Diagnosis of hepatic IMT was confirmed by histopathological findings, but immuno­staining analysis was used as an auxiliary diagnosis. In addition to representative vimentin, αSMA and muscle-specific actin, desmin, CD68 and pankeratin were shown to be positive [12]. The prognosis of hepatic IMT is generally good, since there have been reports of spontaneous regression [13] and improvement with nonsteroidal anti-inflammatory drugs or steroids for conservative treatment. Surgical resection is indicated when there are obstructions or exclusion symptoms that cause cholestasis or portal hypertension, or when the tumor does not shrink with conservative treatment [5]. In the current case, the pathological findings showed proliferation of spindle-shaped cells and infiltration of inflammatory cells such as plasma cells and lymphocytes, and, moreover, immunostaining analysis was positive for αSMA, muscle-specific actin, desmin and vimentin, and negative for anaplastic lymphoma kinase, S-100 and myogenin, which yielded the diagnosis of IMT.

Ascites redeposition was revealed in the postoperative course, and redness of the abdominal wall was presented due to inflammatory influence. Prednisolone was administered early after surgery for the purpose of an anti-inflammatory effect and tumor shrinkage, which induced alleviation of the abdominal distention and tachypnea, and the blood tests also showed a reduced inflammatory response, so it was considered to be appropriate management for the oncologic emergency to remove the ascites by laparotomy and steroid treatment. There was no apparent shrinkage of the tumor, however; thus, surgical treatment was indicated. Partial hepatectomy was performed on day 24.

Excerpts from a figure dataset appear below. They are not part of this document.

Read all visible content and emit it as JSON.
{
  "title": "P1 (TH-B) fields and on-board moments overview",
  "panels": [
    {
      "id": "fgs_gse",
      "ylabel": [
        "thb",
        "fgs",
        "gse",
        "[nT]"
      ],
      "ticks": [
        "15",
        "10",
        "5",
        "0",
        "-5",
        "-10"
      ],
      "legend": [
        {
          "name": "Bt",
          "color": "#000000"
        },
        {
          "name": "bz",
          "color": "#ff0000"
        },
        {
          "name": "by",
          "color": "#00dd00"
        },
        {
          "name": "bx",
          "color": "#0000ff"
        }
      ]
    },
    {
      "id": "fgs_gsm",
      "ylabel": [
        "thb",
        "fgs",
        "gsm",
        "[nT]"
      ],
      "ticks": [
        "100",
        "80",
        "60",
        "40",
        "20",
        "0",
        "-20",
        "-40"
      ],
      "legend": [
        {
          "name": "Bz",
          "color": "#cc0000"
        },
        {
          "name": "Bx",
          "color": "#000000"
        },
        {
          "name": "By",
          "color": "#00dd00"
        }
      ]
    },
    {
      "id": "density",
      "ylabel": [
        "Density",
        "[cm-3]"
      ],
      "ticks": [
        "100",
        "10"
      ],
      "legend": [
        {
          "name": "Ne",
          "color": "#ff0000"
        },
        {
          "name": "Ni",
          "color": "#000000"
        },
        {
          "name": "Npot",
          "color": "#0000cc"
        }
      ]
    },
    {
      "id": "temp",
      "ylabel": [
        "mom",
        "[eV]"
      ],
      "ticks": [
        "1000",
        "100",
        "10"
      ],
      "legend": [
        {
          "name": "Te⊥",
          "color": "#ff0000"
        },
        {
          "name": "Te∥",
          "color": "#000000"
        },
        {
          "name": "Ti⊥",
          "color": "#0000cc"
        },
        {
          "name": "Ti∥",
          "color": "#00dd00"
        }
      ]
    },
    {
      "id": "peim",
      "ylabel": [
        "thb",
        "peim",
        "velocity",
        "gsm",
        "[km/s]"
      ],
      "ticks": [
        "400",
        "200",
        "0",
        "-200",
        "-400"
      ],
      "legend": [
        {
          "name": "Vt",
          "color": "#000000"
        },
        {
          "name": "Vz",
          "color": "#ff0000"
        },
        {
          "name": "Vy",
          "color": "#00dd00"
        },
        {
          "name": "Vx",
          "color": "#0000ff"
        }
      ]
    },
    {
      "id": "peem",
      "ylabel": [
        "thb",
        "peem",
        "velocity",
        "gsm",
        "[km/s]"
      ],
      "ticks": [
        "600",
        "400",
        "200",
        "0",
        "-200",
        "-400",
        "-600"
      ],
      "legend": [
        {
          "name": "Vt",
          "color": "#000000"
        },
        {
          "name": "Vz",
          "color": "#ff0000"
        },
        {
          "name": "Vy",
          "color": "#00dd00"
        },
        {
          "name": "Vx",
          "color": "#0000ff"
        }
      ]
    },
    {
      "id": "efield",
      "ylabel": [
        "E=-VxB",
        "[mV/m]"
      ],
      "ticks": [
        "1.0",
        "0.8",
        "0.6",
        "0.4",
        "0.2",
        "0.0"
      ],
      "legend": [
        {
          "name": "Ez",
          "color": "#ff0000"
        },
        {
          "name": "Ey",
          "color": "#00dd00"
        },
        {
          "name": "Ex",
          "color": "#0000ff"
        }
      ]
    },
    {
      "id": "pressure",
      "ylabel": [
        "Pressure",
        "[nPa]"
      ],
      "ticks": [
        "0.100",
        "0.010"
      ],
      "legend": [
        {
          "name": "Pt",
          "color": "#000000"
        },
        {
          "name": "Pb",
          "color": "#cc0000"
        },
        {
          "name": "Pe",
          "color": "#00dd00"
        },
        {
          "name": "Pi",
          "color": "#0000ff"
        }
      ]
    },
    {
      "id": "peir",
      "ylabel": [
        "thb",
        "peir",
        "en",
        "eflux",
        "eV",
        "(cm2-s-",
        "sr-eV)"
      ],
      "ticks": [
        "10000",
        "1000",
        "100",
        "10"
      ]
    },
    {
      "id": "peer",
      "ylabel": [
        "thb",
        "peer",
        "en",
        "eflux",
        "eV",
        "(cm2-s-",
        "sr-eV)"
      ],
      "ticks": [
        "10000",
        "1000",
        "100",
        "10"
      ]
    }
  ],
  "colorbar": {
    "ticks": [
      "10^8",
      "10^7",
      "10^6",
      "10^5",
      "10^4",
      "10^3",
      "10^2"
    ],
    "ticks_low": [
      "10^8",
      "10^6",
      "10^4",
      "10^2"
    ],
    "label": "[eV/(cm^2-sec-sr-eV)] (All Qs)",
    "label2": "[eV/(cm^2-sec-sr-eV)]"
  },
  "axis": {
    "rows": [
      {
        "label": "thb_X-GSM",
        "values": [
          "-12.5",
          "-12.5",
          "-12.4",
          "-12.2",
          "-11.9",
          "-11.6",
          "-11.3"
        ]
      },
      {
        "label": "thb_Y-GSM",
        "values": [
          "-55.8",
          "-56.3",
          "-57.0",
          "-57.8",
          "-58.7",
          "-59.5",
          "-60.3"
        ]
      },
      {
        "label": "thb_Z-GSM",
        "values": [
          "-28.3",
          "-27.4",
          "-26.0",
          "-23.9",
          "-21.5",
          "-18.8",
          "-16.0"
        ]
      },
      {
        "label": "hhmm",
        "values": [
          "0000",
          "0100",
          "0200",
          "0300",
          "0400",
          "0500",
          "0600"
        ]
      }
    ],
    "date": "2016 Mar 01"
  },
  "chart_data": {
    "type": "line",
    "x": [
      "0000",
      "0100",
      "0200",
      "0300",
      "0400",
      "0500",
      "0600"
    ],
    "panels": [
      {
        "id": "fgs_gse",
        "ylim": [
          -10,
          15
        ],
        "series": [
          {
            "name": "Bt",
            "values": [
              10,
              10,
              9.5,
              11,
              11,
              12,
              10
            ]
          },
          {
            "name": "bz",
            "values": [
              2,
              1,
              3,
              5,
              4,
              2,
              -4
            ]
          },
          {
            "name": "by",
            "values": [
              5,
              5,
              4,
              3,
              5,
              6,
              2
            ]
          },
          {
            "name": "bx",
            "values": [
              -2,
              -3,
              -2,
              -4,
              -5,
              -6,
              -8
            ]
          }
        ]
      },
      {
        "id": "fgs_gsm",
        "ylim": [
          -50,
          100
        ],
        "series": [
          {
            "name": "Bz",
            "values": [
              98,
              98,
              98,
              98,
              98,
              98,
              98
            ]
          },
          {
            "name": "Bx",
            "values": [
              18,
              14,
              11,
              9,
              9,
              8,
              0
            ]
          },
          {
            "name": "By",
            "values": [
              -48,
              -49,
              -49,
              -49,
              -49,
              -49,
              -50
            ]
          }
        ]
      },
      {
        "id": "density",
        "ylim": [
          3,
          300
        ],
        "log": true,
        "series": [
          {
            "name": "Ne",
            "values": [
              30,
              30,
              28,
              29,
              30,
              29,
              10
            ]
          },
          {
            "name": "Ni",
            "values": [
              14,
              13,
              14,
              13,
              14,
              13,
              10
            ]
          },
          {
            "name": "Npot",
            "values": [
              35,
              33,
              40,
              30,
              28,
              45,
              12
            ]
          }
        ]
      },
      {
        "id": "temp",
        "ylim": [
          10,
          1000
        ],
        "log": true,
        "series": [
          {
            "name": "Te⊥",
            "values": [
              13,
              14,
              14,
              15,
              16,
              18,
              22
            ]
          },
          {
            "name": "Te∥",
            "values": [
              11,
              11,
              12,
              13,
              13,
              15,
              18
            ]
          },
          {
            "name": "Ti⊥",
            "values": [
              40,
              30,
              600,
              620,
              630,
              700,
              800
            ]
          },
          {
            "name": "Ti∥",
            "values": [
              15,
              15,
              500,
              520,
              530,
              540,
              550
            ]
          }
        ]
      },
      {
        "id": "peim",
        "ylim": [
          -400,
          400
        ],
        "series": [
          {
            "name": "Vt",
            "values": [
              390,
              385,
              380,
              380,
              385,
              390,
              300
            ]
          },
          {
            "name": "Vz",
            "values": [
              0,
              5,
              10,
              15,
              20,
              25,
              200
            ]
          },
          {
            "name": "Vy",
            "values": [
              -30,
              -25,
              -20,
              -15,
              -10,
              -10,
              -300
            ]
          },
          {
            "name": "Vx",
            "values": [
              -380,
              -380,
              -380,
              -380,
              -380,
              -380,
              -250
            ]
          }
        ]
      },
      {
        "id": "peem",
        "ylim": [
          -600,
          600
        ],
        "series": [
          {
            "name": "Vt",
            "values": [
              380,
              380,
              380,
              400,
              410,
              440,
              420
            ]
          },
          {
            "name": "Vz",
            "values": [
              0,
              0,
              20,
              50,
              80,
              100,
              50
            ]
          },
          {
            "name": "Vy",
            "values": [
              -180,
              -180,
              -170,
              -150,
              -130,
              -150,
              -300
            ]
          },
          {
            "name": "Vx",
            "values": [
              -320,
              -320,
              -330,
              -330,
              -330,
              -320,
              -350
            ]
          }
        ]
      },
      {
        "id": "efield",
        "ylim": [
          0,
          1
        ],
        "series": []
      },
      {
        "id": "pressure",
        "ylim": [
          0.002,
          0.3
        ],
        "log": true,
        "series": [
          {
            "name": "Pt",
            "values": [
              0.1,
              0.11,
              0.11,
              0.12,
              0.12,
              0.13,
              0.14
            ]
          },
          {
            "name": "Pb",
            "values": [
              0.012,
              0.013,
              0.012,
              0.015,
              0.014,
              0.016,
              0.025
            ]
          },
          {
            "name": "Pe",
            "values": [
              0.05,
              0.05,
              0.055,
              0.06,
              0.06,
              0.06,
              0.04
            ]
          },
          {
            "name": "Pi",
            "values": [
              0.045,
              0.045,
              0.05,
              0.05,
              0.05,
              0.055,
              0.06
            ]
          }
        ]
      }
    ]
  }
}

Hepatic IMT has a high risk of postoperative local recurrence in the case of incomplete tumor resection, a primary in the abdominal/pelvic cavity, or a tumor size >8 cm [12, 14]. In addition, distant metastasis rarely occurs at the time of or within 1 year after the diagnosis, although in one report distant metastasis was diagnosed 9 years after the operation [15]. Seven years have passed since the currently reported patient's surgery, but long-term follow-up may be necessary with consideration of local recurrence or distant metastasis.

Conclusion

Huge hepatic IMTs can cause an oncologic emergency due to respiratory disorder during the neonatal period, requiring immediate management.

Statement of Ethics

We have obtained written informed consent from the parents of the patient to publish this report.

Conflict of Interest Statement

The authors have no conflicts of interest to disclose.

Funding Sources

No funding was received.

Author Contributions

H.K. wrote the main text of the manuscript and collected photographs. Y.M. and H.Y. did the final revision of the text. All authors approved the final version of the manuscript.